Bank of Canada warns of greater risks to stability


Tuesday, June 22nd, 2010

Europe’s debt feared as a drag on global growth

Paul Vieira
Sun

The risks to financial stability have shot upward in the past six months, the Bank of Canada said Monday, as mounting worries over Europe’s sovereign debt threaten to freeze funding markets, derail the global recovery and trigger a “disorderly” resolution of global trade imbalances.

In its semi-annual financial system review, the central bank’s governing council warned financial stability would be on shaky ground until policy-makers in key economies — like those in the Group of 20 — agree to banking reforms designed to curb risk taking, and outline credible plans to return to more sustainable debt levels.

“While many aspects of the Canadian macrofinancial environment have improved … the governing council considers that, overall, the near-term risks to the financial system have increased,” the bank said. “Despite forceful policy actions to stabilize the global system since 2007, several of the vulnerabilities that contributed to the crisis remain, and, in some cases, may have been exacerbated.”

The report provides further clues that might help explain the central bank’s cautiousness in terms of the future path for monetary policy.

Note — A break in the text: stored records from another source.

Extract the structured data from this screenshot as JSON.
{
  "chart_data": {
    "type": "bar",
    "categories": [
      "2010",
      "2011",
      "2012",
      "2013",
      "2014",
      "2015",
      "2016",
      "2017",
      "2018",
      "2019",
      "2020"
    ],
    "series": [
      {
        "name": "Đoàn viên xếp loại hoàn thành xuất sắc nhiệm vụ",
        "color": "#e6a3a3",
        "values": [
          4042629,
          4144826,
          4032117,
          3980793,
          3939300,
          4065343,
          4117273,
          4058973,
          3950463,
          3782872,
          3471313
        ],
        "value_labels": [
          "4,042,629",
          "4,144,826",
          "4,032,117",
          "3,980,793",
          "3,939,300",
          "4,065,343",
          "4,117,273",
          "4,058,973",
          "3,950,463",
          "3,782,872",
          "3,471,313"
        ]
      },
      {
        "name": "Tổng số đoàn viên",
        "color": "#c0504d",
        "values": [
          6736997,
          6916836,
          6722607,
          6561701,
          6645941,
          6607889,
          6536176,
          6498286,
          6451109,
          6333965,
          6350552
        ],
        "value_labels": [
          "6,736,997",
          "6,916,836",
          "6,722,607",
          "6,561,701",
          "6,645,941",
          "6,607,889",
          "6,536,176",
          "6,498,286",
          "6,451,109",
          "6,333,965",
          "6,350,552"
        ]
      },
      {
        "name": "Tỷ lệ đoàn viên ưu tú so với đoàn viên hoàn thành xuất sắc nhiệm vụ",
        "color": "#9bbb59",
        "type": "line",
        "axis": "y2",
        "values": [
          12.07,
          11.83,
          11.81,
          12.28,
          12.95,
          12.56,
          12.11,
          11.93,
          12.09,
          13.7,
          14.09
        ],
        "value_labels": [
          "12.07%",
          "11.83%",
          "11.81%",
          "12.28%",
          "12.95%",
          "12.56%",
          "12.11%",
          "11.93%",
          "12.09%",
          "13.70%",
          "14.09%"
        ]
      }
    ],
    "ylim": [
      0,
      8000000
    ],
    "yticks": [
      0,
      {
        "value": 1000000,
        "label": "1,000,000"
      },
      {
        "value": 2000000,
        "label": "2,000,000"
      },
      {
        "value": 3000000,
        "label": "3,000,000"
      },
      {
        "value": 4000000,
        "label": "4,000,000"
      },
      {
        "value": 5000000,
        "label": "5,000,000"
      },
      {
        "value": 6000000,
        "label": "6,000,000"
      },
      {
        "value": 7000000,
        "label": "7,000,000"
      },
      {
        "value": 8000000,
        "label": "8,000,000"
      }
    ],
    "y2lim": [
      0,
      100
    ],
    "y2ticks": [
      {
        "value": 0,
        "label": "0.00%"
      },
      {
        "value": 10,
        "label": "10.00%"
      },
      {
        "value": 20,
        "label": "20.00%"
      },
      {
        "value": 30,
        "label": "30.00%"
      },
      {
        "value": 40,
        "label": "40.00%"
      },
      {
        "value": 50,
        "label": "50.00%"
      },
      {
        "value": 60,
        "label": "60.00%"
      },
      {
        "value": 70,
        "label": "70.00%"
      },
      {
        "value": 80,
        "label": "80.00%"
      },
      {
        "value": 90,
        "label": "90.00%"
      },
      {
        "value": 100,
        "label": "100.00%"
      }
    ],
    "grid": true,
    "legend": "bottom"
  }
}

While Canadian economic growth has to date exceeded expectations, Bank of Canada governor Mark Carney said last week in a speech that more rate hikes are no sure thing as aggressive budget-cutting in Europe and concern about bank exposure to sovereign debt could drag down global growth. The central bank suggested world leaders, who are set to meet at the G20 summit in Toronto this coming weekend, might want to focus on reducing the risks in the financial system.

“Safeguarding financial stability will require strong and appropriately targeted policy actions to reform global financial systems and to establish sustainable fiscal positions,” the central bank said in its review. “Until this is achieved, the financial system is likely to remain fragile.”

The bank’s risk assessment highlights how strong Canadian markets participants have held through the recession and into the early stages of the recovery, but warned domestic markets are not immune to developments across the Atlantic and elsewhere.

Over the past six months, the risks to funding and liquidity markets, global imbalances and the overall outlook have increased, the central bank said. The threat posed by household debt, which stands at record levels based on a debt-to-disposable income ratio, is unchanged from December.

The increase to the risks can be traced back to Europe, which emerged as a focal point after Greece asked for international aid to help refinance its debt. In an effort to calm market fears, European policy-makers designed a nearly $1-trillion US rescue package to help support the euro currency and backstop some of its more indebted members, such as Spain, Portugal, Italy and, of course, Greece.

“While these measures have been helpful in tempering the recent stress in financial markets, they fall short of providing a lasting solution to fiscal challenges,” the bank’s review said.

To date, the central bank said, Canadian bank funding has been largely unaffected by Europe-led pressures in short-term money markets. Yet the Bank of Canada said lending could be upended as Europe’s public finances “reawaken” tensions in some international bank funding markets.

The concern from the Bank of Canada’s view is that the “intensification” of sovereign risk could lead to tighter lending conditions, as banks hoard cash in a time of uncertainty, and governments go too far in trying to bring discipline to their balance sheets. Plus, record-low interest rates in developed economies are pushing capital toward emerging markets. The central bank said this “may be causing excessive credit growth and the creation of asset bubbles,” which heightens the risk that key developing economies, led by China, could cool down “abruptly.”

Also, pending banking reform would pose “some challenges” in the lead up to their implementation.